After an intense last day of legislative session that ended Monday at midnight, local delegate Shere Sample-Hughes's mobile home rent bill passed within 15 minutes before the clock struck 12.

"It's notice to them that we are tightening up our laws in the state of Maryland," said Sample-Hughes.

Back in January, residents at the Cedarhurst Mobile Home Park were unexpectedly hit with a $200 rent increase without any notice, and it left many to wonder how they would even get by. 

"You've got people on fixed income, disabled vets, and when you raise rent $200 that's taking food and medicine out of their mouths," said Gearheart.

Once Sample-Hughes heard about the residents situation she stepped in and drafted a bill that would keep this kind of chaos from happening again, and that bill is finally becoming law.

"This bill requires an owner of a mobile home park to provide notice of any proposed rent increase no later than 60 days before the expiration of the existing lease agreement," said Sample-Hughes.

Residents of the mobile home park were excited to hear about the passing of the mobile home rent bill, but they say there's still more work to be done.
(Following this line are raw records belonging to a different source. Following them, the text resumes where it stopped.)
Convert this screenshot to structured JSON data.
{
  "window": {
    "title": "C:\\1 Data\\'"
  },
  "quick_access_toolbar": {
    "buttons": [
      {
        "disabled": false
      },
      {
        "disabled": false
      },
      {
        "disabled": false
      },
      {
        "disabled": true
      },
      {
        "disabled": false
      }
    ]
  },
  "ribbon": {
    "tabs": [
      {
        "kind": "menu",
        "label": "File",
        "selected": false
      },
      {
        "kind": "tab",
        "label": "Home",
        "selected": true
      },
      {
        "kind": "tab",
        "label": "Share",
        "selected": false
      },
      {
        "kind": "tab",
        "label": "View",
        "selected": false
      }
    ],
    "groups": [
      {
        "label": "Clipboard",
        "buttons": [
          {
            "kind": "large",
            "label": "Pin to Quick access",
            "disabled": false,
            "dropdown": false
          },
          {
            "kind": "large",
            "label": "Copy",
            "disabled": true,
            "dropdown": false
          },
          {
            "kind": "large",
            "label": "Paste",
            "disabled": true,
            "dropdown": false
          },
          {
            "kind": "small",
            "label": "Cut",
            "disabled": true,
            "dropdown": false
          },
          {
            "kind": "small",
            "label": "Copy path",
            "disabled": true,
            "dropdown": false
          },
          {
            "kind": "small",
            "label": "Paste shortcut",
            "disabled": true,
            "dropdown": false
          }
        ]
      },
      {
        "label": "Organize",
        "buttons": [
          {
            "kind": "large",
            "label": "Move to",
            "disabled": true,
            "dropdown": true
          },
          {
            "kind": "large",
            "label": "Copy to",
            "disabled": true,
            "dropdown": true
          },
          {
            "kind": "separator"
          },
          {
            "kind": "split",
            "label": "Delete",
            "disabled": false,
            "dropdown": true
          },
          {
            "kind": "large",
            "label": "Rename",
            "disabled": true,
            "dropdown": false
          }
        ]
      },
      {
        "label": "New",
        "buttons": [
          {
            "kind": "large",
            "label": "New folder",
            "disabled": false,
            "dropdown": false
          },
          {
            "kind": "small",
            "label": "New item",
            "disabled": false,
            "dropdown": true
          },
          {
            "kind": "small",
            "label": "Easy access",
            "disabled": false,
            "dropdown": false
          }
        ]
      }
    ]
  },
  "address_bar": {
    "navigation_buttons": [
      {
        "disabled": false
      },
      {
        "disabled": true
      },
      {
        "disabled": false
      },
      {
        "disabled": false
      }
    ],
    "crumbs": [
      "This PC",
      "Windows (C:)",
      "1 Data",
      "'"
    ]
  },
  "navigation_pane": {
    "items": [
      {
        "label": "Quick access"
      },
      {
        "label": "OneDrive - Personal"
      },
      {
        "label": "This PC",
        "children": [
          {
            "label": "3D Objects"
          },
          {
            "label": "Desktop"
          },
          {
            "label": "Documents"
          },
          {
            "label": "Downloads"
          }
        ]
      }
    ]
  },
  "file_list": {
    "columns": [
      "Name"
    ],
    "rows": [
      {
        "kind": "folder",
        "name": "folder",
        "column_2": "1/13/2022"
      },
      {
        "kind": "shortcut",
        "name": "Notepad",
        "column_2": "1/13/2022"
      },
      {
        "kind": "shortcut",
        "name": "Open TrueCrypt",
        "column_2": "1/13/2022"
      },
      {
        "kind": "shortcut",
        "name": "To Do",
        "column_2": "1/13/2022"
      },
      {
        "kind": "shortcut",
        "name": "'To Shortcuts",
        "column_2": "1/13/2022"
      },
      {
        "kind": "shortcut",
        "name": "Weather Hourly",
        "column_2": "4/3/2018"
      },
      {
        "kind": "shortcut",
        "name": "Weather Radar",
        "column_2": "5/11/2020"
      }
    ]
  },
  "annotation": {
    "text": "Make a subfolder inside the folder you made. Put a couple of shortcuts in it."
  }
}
"We're all struggling, all of us are struggling. I would like to see our rent go down to a reasonable level," said resident Stephen Wolf.

Since the increase previous tenants of the mobile home park had no choice but to sell their homes.

"One person did up on this hill, we have one back here, one here, I don't know their situation, but we just put ours up for sale today," said Gearheart.

 And while Sample-Hughes says she wishes she could have gotten stricter laws passed on rent increases, she says the passing of this bill is at least a step in the right direction.

The new bill will go into effect on July 1st of 2018.